What Do We Want?



Here's an interesting article from the BBC's web site in which Tony Blair opines on a range of things including the pay of Westminster MPs.

And Tony Blair's right, of course, because Westminster MPs are underpaid and deserve a pay rise although no more so than many other people, notably the lower paid groups of public service workers who have also endured a policy of pay restraint in recent years.

But while Westminster MPs have an Independent Parliamentary Standards Commission (IPSA) pressing their case for a big 9% pay rise, the political damage will be huge if they are given preferential treatment over everyone else.

In other words if MPs want a pay increase, they should be trying to make a sensible case for the same thing to happen for other public servants as well. 

Tony Blair says politicians are underpaid

Tony Blair: "We need the gene pool of politicians to be varied, vibrant and vigorous"

Politicians are not well paid compared to leaders in the private sector, Tony Blair has warned.

Better salaries would improve the "gene pool" of political leaders, he wrote in an article in the New York Times.

The former Labour prime minister also said too few politicians had real-life experience in positions outside of politics.

The comments came in a wide-ranging piece about the "malaise" in democracies across the world.

"Only an ex-politician can say this - politicians are not really well paid by the standards of the private sector," Mr Blair wrote.

"This restricts the attractions of a political career, at exactly the time when we most need the gene pool of our politicians to be varied, vibrant and vigorous."

MPs are currently paid £67,000 a year but the Independent Parliamentary Standards Authority, which now sets the level of pay, has said their salaries should rise by 9% to £74,000 next year.

'Life outside politics'

Mr Blair, who was an MP between 1983 and 2007, said earlier this year that reports that he has earned up to £100m in the private sector since leaving parliament were exaggerated.

Mr Blair, who was a barrister before becoming an MP, said his own experience outside politics had been invaluable.

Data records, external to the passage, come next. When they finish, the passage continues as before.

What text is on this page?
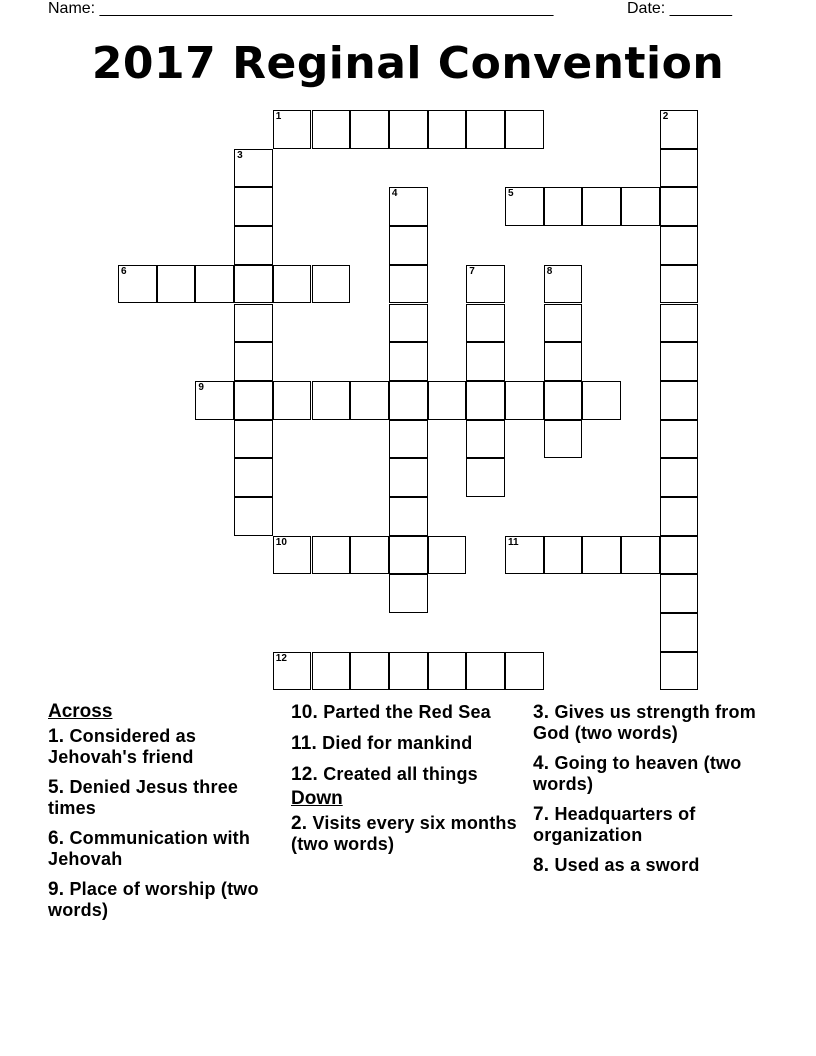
Name: ___________________________________________________	Date: _______
2017 Reginal Convention
1	2
3
4	5
6	7	8
9
10	11
12
Across
1. Considered as Jehovah's friend
5. Denied Jesus three times
6. Communication with Jehovah
9. Place of worship (two words)
10. Parted the Red Sea
11. Died for mankind
12. Created all things
Down
2. Visits every six months (two words)
3. Gives us strength from God (two words)
4. Going to heaven (two words)
7. Headquarters of organization
8. Used as a sword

"How many leaders and, for that matter, followers in a parliament or congress have real-life experience in responsible positions outside of politics?
Tony Blair has said reports of his personal wealth are hugely exaggerated

"Today it is very common for a young person interested in politics to graduate from university, go to work for a politician as a researcher or political analyst, and then transition straight into an elected position.

"I only spent seven years working in the private sector before entering politics, but it was a crucial, formative time. I learned about business and about people in a way that was greatly beneficial when I later came to govern.

"In particular, I learned the difference between academic political ideas and policies suited to 'real world' application."

The article addressed the challenges facing democracies across the world, including slow economic growth and a lack of effectiveness in public services.

Business lessons

Mr Blair argued that political leaders need to learn from the dynamism of the private sector.

"Examine the changes in the private sector over the past 20 years, " he wrote.

"Look at the top companies by market capitalization and how new names have displaced the old. This is the way of the world, except in government. We go along in the same old way - unable to change, due in part to top-down bureaucracies that manage the status quo instead of changing it.

"Technology alone could transform the way education and health care work. It could revolutionize learning and teaching. It could create whole new pathways of diagnosis and treatment. In the best places this is happening, but not in most.

"It is this - the efficacy gap - that is the real cause of political disillusionment and why people go running after populist solutions that aren't really solutions at all. This is what we need to fix."

'Loudmouth'

Another passage of the article focused on the "revolutionary phenomenon" of social media, warning about the dangers of "governing by Twitter feed".

"Waves of emotion on issues used to build to tidal strength relatively slowly; they now reach tsunami force within days, even hours," Mr Blair - who famously did not use a mobile phone while he was in No 10 - said.

"Politicians' desire for impact too often obscures the value of balance. Political leaders find this quite disorienting. A leader has to calibrate leadership and public opinion, be out in front of it, but not too much so.

"Social media is exciting and can effect real and positive change, but it is also the domain of the loudmouth - and those who shout loudest don't necessarily deserve to be heard most."

Mr Blair insisted "governing involves difficult choices, and politicians ought to be respected for making them, not abused".